栏目主持人:陈景辉
一个学科成熟与否的标志之一,是相关研究的精致化或者精细化;相应地,研究的精致化又会引发某种学科的自足性。也就是说,行外人通常由于无法跨越研究精致化所形成的门槛,被整体排除于这个领域,他们不再能够置喙内行人的专业活动,就像普通人无法理解科学家正在进行的某种实验,他们因此也不能来批评科学家的活动。
如果刚才这个粗略的描述是正确的,那么最近十几年来,法学正在精致化的道路上大步前进,开始逐渐摆脱了“法学幼稚病”的严重指责。这其中的明显标志,就是部门法学的教义化,即研究者在“‘预设’实在法体系有效”的基础上,对各自的实在法体系所展开的研究。由于主要的部门法学——公法学、私法学和刑法学,在这个精致化的道路上成就斐然,它们开始占据(其实也应该占据)法学研究的中心地位,并因此对外寻找到坚强捍卫法学自足性或独立性的根据,对内则向其他尚未教义化的法学分支学科提出了“应当教义化”的规范性要求。由于不具备相应的实在法体系,很难被教义化的法理学,就面临着学科整体性的巨大危机。
面对这种危机,法理学至少有三种可能的回应方式:第一种思路是,由于公法学、私法学和刑法学的教义化,所得出的并不是“法学的自足性”,而是公法学、私法学和刑法学的自足性,因此法学就会被分裂为几个各自独立、相互缺乏沟通的破碎部分,于是法理学就可能担当将这些分裂的部门法学整合成一个统一的“法学”的角色,这就需要去讨论部门法学教义化的缺陷,以及法理学如何将部门法学凝聚成一个整体的可能性。陈景辉的论文,在整体上阐明了这种可能;郑玉双、刘红臻的论文,分别以刑法学和经济法学为对象,阐发这种可能的具体环节。

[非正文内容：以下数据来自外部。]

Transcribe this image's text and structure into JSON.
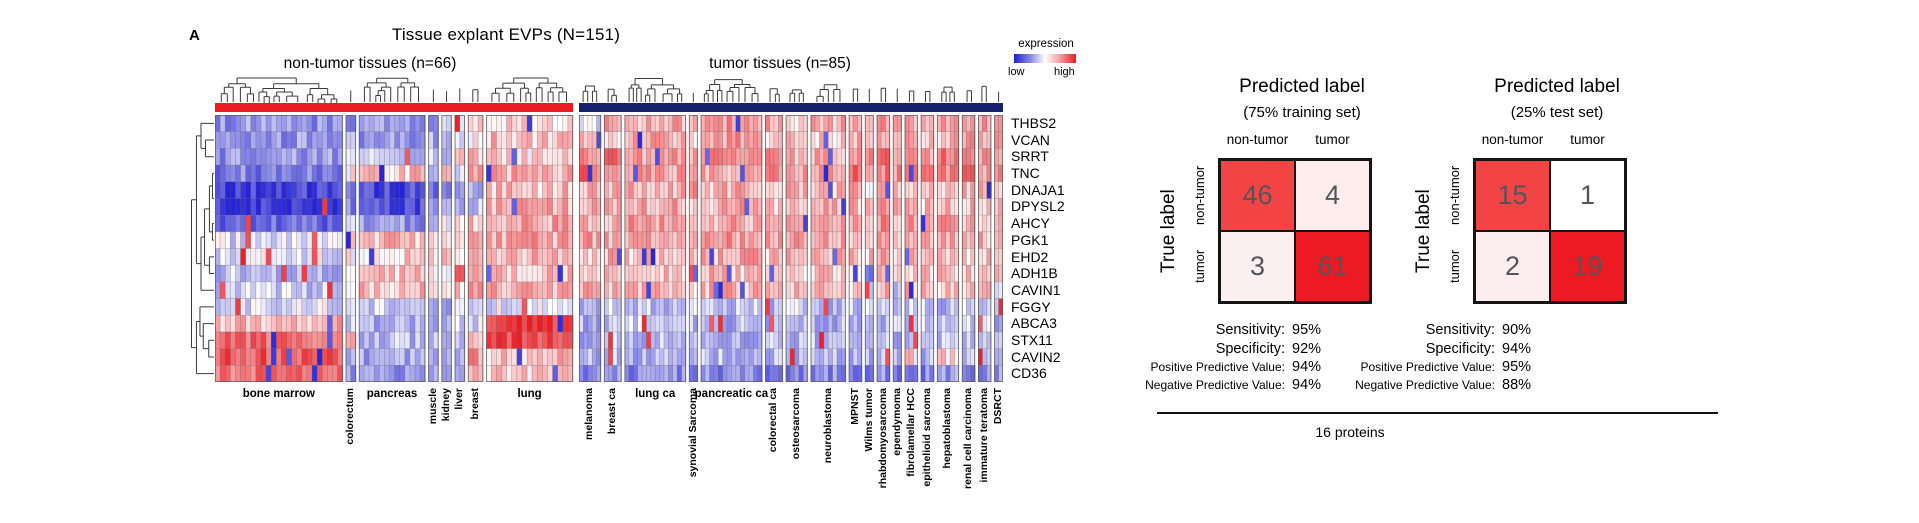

第二种思路如同第一种思路一样,尊重并承认部门法的教义化,并同时承认法理学存在教义化的可能,即法理学将成为将具体的部门法教义学予以一般化处理的概念理论,雷磊的文章可以被看成是在这个方向上的努力。
第三种思路比较特殊,它集中于部门法学的实践性,而教义化也不过是实践性的具体要求而已。但是,它以某种方式否认法理学的实践性,或者认为实践性并不是法理学这个学科所要实现的任务,因此部门法学的教义化并不威胁法理学的存在。翟小波和马驰的论文以不同的方式捍卫这个思路。
必须承认,或许还有其他可能的讨论方向。但是任何的方向,都需要同时反省部门法学的性质和法理学的属性;即使存在不同的看法,但是这个讨论本身,就意味着法学的精致化以及法学某种程度的自足性。